Friday, July 25, 2008

Just call me plebeian.

This blog is the grown up sister of a series of journals that I kept in my teens and twenty-something years. The most formative of those years were during my sojourns to England, where I hobnobbed with the social stratosphere of "public" (british for private) school attendees and sipped sherry at functions in World Heritage sites. In those years, my journal was my constant companion.. that, a cup of coffee and I am embarassed to admitt, a pack of "fags". I wanted so badly to be a modern day beatnik or something of that sort.

Flash forward to my thirty-somethings and I am trying to maintain some semblance of cool that I once embodied. I don't smoke anymore. I don't sip sherry and hardly drink wine. My coffee these days has a whole different purpose. I actually need it to get awake, not just STAY awake. I see 4am about as frequently now as I did 10 years ago, but for a wholly different reason, and for necessity, not choice.

In my junior year at Bucknell, I left the states, to enroll in the University College of the University of Durham, which happens to be housed in Durham Castle (links to left). I lived in the Castle Keep, room 44. My roommate was a very accommodating Swedish girl named Louise, who I think I thoroughly abused and wish I could apologize to. In that room, I lived in a ephemeral and intense emotional state. I learned that how you perceive things isn't necessarily how someone else does. I learned that communication is more than words. I learned what it was like to fall in love with ones self, to fall in love with a place. I am still learning how, with time, some memories become clear like crystal and others fade into shadow.

There are moments in life that are foundational. Moments and impressions that change a person and how they think. Part of growing is allowing those moments to define you without imprisoning you. To truly live, you have to grow and allow for those memories to change in meaning in relation to the rest of your life.

When I started writing this blog, I was dying to title a post, "I used to live in a castle". I mean, honestly, WHO gets to say that?
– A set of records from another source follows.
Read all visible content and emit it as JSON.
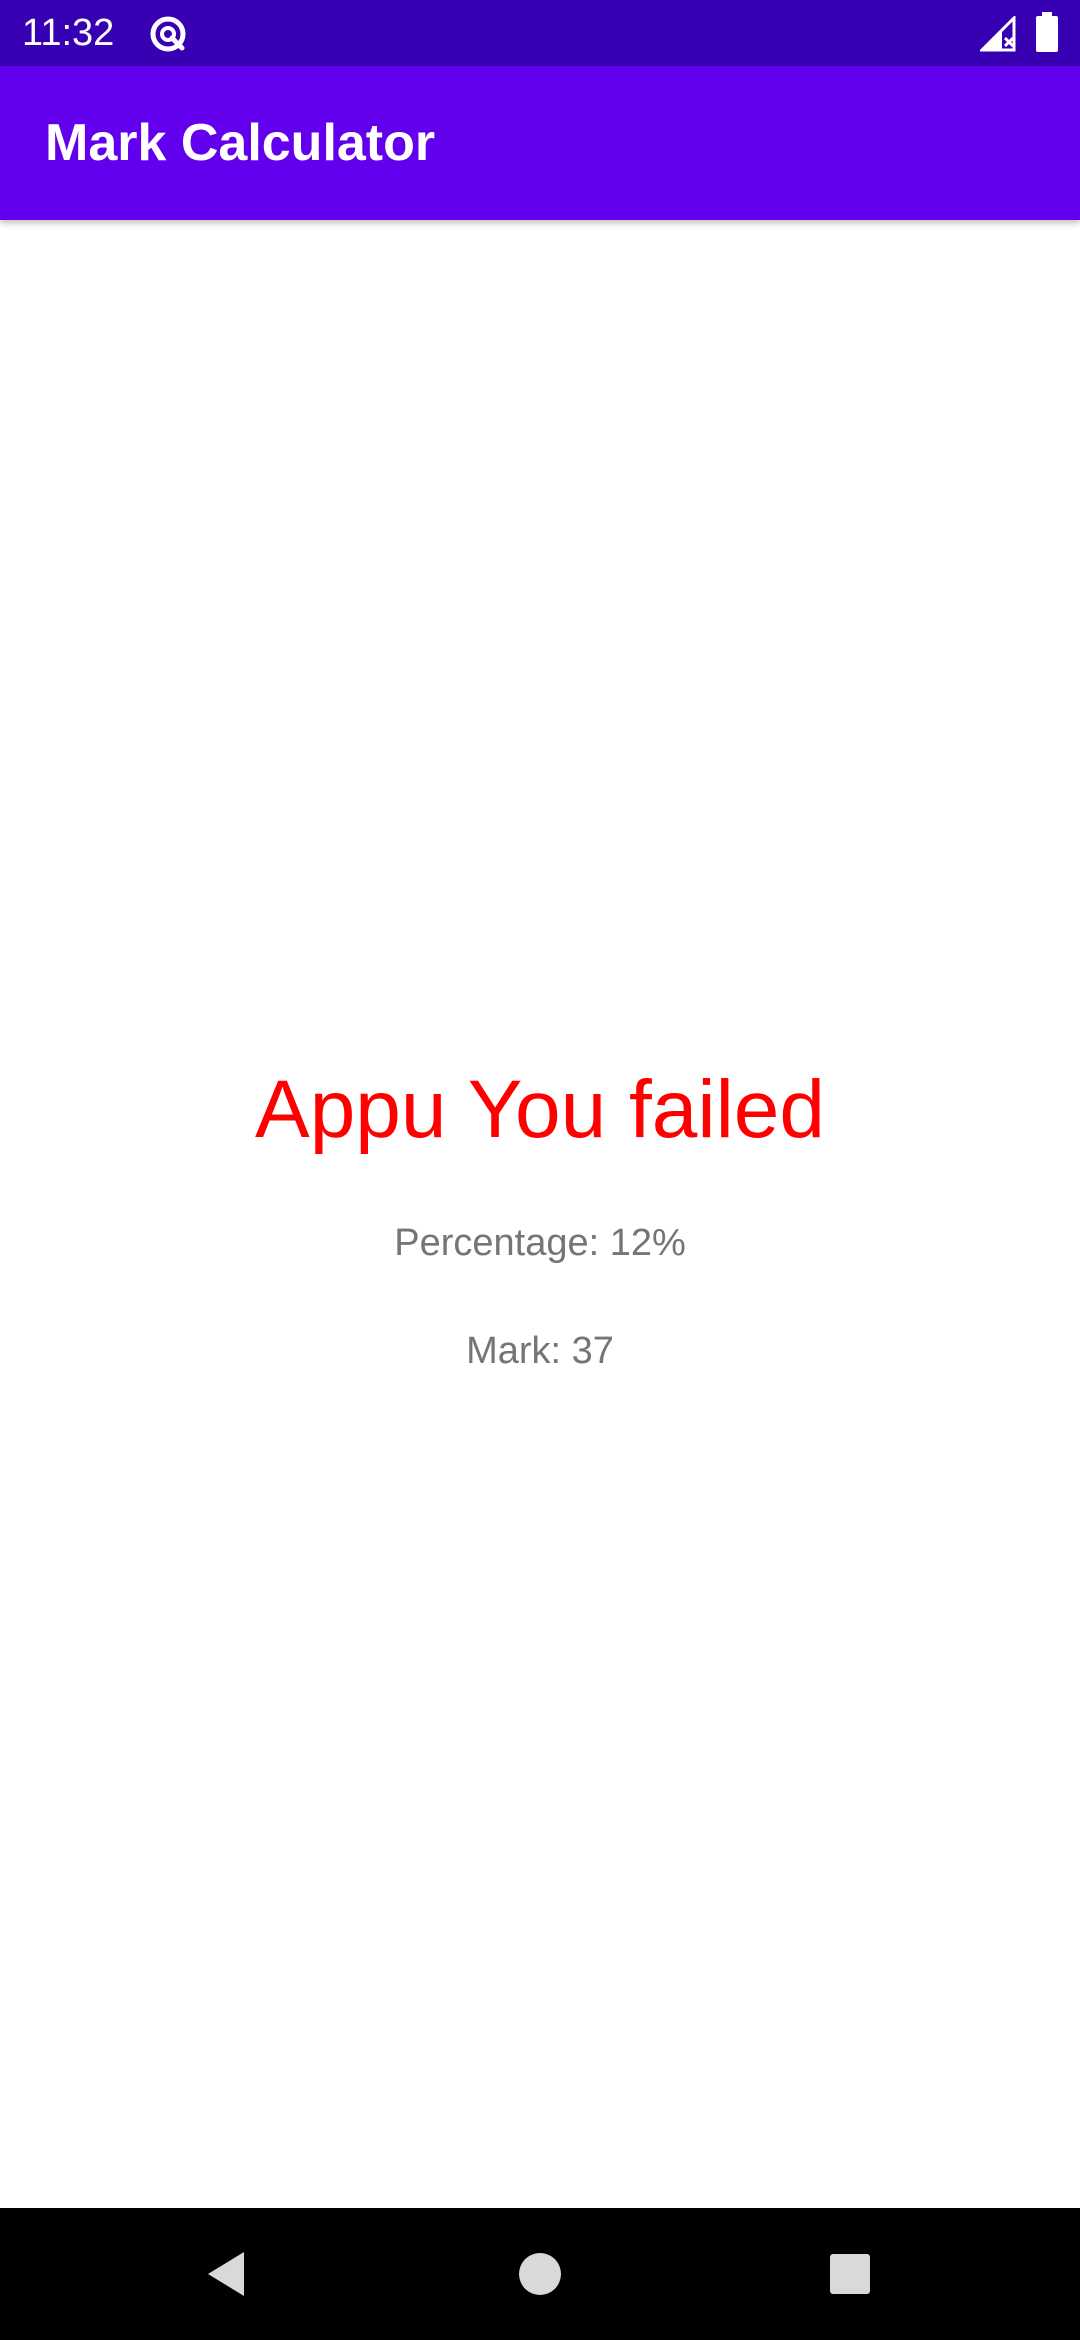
{
  "status_bar": {
    "time": "11:32",
    "background": "#3700b3",
    "icons": [
      "app-notification-icon",
      "signal-icon",
      "battery-icon"
    ]
  },
  "app_bar": {
    "title": "Mark Calculator",
    "background": "#6200ee"
  },
  "result": {
    "title": "Appu You failed",
    "title_color": "#ff0000",
    "percentage": "Percentage: 12%",
    "mark": "Mark: 37"
  },
  "nav_bar": {
    "buttons": [
      "back-icon",
      "home-icon",
      "recents-icon"
    ]
  }
}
But on second thought, I am more happy to say, I don't live in a castle anymore.

Friday, July 18, 2008

Scrapblog

On June 28, 2008 we hosted our first annual Pink Ribbon Tea Party in memory of Teresa June Lewis. We raised funds for The Susan G. Komen Foundation and St. Jude's Children's Hospital. Thank you to those that joined us!

Keep flipping through the pages to see what else we've been up to!

Thursday, July 17, 2008

Racial Divide

Some random thoughts on a black and white topic...

In 2007, Don Imus referred to members of the the Rutger womens basketball team as "nappy-headed hos." He said it with the cameras rolling and the microphones on. The following days we saw Reverend Jesse Jackson protested in front of NBC, was interviewed on The Today show, and would talk to any camera he could get in front of, in order to chastize Don Imus.

Flash foward to 2008. Reverend Jesse Jackson is caught, microphone on, using far more explosive language that Don Imus ever muttered...

"Barack...he's talking down to black people...telling n—s how to behave."

Why is it okay for a black man, a Reverend, a man who has had aspirations to run this country, to EVER use the n-word? Why aren't we protesting him now? Why is okay for a black man to call a black man a n---?

I am a white woman, so I am sure I just don't get it. I watched the video of Elisabeth Hasselbeck on The View. She was in tears asking Whoopi...'we do live in the same world?' Whoopi insisted no, we don't. Well, if it is okay for a black man to refer to his own black community in such derogatory language perhaps the black community is perpetuating the two world that Whoopi says exist? I don't think you can have such a double standard that Don Imus gets protested and loses his job and Reverend Jesse Jackson can say the n-word and it is okay. Something has got to give.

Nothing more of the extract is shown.